Prometheus容器状态监控

目录 ==>

测试开发系列文章

准备工作不重要,不感兴趣可直接从第二节开始

准备工作

代码见于 https://gitee.com/bbjg001/stress_locust

在Locust压力测试中,为了测试启动了一个简单的http服务。为了使CPU、内存的使用效果更明显,这里在其基础上做了一点改动,改变原来读数据库的方式为读写文件。

#!/usr/local/bin/python
import numpy as np
from socketserver import ThreadingMixIn
from http.server import HTTPServer
from http.server import SimpleHTTPRequestHandler
from sys import argv
import logging
from .data_generate import getEmployee

def dataOperateFile(eid):
    with open('/data/work_data/data.data') as f:
        lines = f.read().splitlines()
    ee = []
    for line in lines:
        ei = line.split(' ')
        if eid==str(ei[0]):
            ee = ei
            break
    if ee:
        lines.remove(line)
        lines.append(getEmployee(id=eid))
        with open('/data/work_data/data.data', 'w') as f:
            f.write('\n'.join(lines))
        return {'name': ee[1], 'age': ee[2], 'sex': '女' if ee[3] == '0' else '男'}
    return 'no this employee by eid={}'.format(eid)
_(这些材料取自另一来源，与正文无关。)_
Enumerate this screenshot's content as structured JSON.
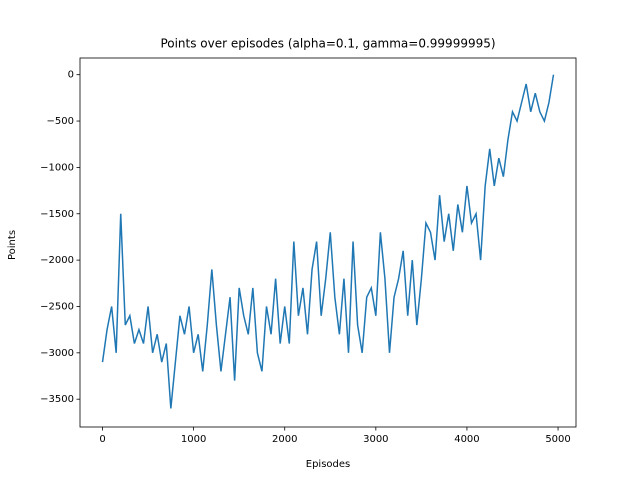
{
  "chart_data": {
    "type": "line",
    "title": "Points over episodes (alpha=0.1, gamma=0.99999995)",
    "x_label": "Episodes",
    "y_label": "Points",
    "x": [
      0,
      50,
      100,
      150,
      200,
      250,
      300,
      350,
      400,
      450,
      500,
      550,
      600,
      650,
      700,
      750,
      800,
      850,
      900,
      950,
      1000,
      1050,
      1100,
      1150,
      1200,
      1250,
      1300,
      1350,
      1400,
      1450,
      1500,
      1550,
      1600,
      1650,
      1700,
      1750,
      1800,
      1850,
      1900,
      1950,
      2000,
      2050,
      2100,
      2150,
      2200,
      2250,
      2300,
      2350,
      2400,
      2450,
      2500,
      2550,
      2600,
      2650,
      2700,
      2750,
      2800,
      2850,
      2900,
      2950,
      3000,
      3050,
      3100,
      3150,
      3200,
      3250,
      3300,
      3350,
      3400,
      3450,
      3500,
      3550,
      3600,
      3650,
      3700,
      3750,
      3800,
      3850,
      3900,
      3950,
      4000,
      4050,
      4100,
      4150,
      4200,
      4250,
      4300,
      4350,
      4400,
      4450,
      4500,
      4550,
      4600,
      4650,
      4700,
      4750,
      4800,
      4850,
      4900,
      4950
    ],
    "series": [
      {
        "color": "#1f77b4",
        "values": [
          -3100,
          -2750,
          -2500,
          -3000,
          -1500,
          -2700,
          -2600,
          -2900,
          -2750,
          -2900,
          -2500,
          -3000,
          -2800,
          -3100,
          -2900,
          -3600,
          -3100,
          -2600,
          -2800,
          -2500,
          -3000,
          -2800,
          -3200,
          -2700,
          -2100,
          -2700,
          -3200,
          -2800,
          -2400,
          -3300,
          -2300,
          -2600,
          -2800,
          -2300,
          -3000,
          -3200,
          -2500,
          -2800,
          -2200,
          -2900,
          -2500,
          -2900,
          -1800,
          -2600,
          -2300,
          -2800,
          -2100,
          -1800,
          -2600,
          -2200,
          -1700,
          -2400,
          -2800,
          -2200,
          -3000,
          -1800,
          -2700,
          -3000,
          -2400,
          -2300,
          -2600,
          -1700,
          -2200,
          -3000,
          -2400,
          -2200,
          -1900,
          -2600,
          -2000,
          -2700,
          -2200,
          -1600,
          -1700,
          -2000,
          -1300,
          -1800,
          -1500,
          -1900,
          -1400,
          -1700,
          -1200,
          -1600,
          -1500,
          -2000,
          -1200,
          -800,
          -1200,
          -900,
          -1100,
          -700,
          -400,
          -500,
          -300,
          -100,
          -400,
          -200,
          -400,
          -500,
          -300,
          0
        ]
      }
    ],
    "xlim": [
      -247,
      5197
    ],
    "ylim": [
      -3800,
      180
    ],
    "xticks": [
      0,
      1000,
      2000,
      3000,
      4000,
      5000
    ],
    "yticks": [
      0,
      {
        "value": -500,
        "label": "−500"
      },
      {
        "value": -1000,
        "label": "−1000"
      },
      {
        "value": -1500,
        "label": "−1500"
      },
      {
        "value": -2000,
        "label": "−2000"
      },
      {
        "value": -2500,
        "label": "−2500"
      },
      {
        "value": -3000,
        "label": "−3000"
      },
      {
        "value": -3500,
        "label": "−3500"
      }
    ]
  }
}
class ThreadingServer(ThreadingMixIn, HTTPServer):
    pass

class RequestHandler(SimpleHTTPRequestHandler):
    def do_GET(self):
        self.send_response(200)
        self.send_header('Content-type', 'text/plain;charset=utf-8')
        try:
            eid = int(self.path[1:])
        except:
            eid = -1
        response = dataOperateFile(eid)
        logging.info('request of {} by eid={}'.format(response, eid))
        self.end_headers()
        self.wfile.write(str(response).encode())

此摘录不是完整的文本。